Il goffo comunicato dell’ufficio stampa della Regione (che dall’inizio della vicenda ha collezionato una serie incredibile di brutte figure) fa tornare in mente la mitica scena del film di Camillo Mastrocinque in cui i fratelli Capone si danno da fare per recuperare una somma di denaro congrua per convincere la bella Marisa a lasciare il loro nipote Gianni.
Insieme al denaro, Totò e Peppino lasciano alla ragazza una lettera in cui specificano:
“Scusate se sono poche, ma settecentomila lire ci fanno specie che quest’anno, una parola, c’è stato una grande moria delle vacche come voi ben sapete.”
Certo, fa sorridere sapere che dopo due mesi la Regione rientra di un decimo della somma versata in anticipo. E non sono chiari i motivi per cui bisogna sottostare ad un piano di rientro di un’azienda che ha provocato, alla Regione Lazio, agli operatori sanitari e a tutta la popolazione, un danno enorme.
Da circa 15 giorni sono scaduti i termini per la riconsegna dell’anticipo, perché i Zinga Boys non incassano la polizza mostrata il 20 aprile in commissione dal Vicepresidente Leodori?

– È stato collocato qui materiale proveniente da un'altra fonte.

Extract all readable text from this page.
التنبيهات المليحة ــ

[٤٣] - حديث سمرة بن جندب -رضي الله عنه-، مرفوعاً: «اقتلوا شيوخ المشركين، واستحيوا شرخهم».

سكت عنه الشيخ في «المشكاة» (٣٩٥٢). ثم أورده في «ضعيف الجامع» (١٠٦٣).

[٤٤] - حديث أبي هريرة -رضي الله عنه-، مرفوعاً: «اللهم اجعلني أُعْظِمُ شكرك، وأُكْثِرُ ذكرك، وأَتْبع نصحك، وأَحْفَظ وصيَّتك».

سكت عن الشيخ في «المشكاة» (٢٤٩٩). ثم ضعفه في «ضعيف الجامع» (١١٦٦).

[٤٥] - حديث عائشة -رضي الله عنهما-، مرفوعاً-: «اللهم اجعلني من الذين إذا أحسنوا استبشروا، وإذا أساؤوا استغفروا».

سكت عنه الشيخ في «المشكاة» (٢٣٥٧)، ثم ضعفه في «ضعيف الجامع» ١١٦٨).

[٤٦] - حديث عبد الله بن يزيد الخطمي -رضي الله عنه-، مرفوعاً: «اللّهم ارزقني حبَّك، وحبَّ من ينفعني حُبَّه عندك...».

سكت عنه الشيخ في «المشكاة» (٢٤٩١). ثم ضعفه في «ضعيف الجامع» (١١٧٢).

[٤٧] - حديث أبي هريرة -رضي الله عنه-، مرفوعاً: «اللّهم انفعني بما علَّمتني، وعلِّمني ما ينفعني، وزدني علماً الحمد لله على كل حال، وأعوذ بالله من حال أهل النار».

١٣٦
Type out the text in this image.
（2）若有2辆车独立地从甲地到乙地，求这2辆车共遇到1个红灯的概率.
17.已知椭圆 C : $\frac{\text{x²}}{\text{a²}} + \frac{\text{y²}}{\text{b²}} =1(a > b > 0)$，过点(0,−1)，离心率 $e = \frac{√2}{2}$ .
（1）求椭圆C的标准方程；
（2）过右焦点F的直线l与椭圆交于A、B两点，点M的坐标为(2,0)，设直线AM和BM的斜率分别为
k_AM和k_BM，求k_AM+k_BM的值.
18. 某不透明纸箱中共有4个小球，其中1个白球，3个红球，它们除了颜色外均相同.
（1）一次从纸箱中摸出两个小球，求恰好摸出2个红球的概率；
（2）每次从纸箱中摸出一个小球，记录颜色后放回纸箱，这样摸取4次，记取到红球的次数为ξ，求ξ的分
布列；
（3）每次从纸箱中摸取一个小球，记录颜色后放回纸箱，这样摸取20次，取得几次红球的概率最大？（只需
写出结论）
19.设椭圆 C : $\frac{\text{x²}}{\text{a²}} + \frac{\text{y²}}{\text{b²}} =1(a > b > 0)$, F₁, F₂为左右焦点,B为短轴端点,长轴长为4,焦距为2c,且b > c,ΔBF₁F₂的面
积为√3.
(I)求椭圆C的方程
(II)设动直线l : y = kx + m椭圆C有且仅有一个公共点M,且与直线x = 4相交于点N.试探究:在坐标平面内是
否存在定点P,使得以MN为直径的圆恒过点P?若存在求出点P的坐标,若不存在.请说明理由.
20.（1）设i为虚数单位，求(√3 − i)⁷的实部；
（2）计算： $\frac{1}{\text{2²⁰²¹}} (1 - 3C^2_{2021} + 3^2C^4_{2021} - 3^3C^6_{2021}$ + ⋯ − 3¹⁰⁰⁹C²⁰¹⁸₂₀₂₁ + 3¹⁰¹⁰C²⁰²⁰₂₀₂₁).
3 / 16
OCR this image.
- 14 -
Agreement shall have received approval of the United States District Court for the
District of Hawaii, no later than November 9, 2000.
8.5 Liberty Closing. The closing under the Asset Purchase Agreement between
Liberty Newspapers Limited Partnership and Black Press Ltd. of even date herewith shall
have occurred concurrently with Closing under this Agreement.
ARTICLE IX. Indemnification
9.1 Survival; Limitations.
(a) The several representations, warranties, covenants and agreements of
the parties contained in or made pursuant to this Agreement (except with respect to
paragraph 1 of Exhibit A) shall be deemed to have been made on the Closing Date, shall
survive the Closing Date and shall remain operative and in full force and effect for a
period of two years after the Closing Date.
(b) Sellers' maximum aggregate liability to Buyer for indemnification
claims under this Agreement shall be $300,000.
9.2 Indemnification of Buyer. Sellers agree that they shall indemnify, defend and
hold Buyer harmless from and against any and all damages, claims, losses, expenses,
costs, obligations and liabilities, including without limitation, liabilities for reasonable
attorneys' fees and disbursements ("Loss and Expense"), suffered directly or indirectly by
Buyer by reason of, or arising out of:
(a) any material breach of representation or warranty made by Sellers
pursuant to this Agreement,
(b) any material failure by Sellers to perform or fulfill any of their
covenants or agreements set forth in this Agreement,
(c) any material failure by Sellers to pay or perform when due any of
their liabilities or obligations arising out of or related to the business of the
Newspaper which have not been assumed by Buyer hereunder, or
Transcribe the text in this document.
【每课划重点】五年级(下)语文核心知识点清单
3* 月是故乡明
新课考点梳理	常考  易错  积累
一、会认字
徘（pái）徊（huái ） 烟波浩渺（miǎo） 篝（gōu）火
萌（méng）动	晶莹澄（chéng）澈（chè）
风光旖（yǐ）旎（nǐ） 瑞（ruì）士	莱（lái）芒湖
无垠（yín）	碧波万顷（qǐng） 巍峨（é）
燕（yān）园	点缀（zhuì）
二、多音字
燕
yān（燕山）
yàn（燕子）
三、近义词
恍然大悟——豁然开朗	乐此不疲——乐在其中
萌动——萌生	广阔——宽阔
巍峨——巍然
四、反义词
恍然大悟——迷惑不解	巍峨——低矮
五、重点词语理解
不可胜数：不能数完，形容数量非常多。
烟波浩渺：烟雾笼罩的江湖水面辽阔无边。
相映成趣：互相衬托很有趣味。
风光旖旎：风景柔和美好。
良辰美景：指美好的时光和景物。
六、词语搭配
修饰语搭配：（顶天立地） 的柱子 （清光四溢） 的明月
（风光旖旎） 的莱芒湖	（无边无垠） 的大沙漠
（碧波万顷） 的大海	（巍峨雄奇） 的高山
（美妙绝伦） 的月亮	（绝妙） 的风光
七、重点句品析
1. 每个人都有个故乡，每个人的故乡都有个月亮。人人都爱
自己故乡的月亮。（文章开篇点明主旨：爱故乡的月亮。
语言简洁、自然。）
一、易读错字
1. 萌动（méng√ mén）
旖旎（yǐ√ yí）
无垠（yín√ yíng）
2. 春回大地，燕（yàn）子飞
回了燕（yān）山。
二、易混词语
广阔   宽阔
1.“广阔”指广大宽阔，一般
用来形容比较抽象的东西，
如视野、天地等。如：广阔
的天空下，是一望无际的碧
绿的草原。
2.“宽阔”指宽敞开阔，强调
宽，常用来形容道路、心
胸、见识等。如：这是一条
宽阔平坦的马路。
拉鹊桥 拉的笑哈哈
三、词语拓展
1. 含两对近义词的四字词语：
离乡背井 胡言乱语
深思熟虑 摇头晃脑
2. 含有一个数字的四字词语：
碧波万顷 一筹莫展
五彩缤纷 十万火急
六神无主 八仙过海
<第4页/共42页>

C’è, comunque, un altro aspetto sconcertante nella vicenda. La somma che la Eco.Tech restituirà verrà messa in piedi attraverso “il frutto della vendita di dispositivi di protezione individuali”.
Quali dispositivi venderà la ditta di lampadine che non ha mai avuto contatti con materiale di questo tipo?
Dove ha reperito i materiali da vendere?
Li ha acquistati con l’anticipo della regione e ora li vende (magari lucrando) a privati?
Bel modo di utilizzare le risorse pubbliche. Procura, Corte dei Conti e Anac intervengano su questo ulteriore lato oscuro del mascherinagate. Le risorse pubbliche non possono essere utilizzate per soddisfare le esigenze di spregiudicati personaggi.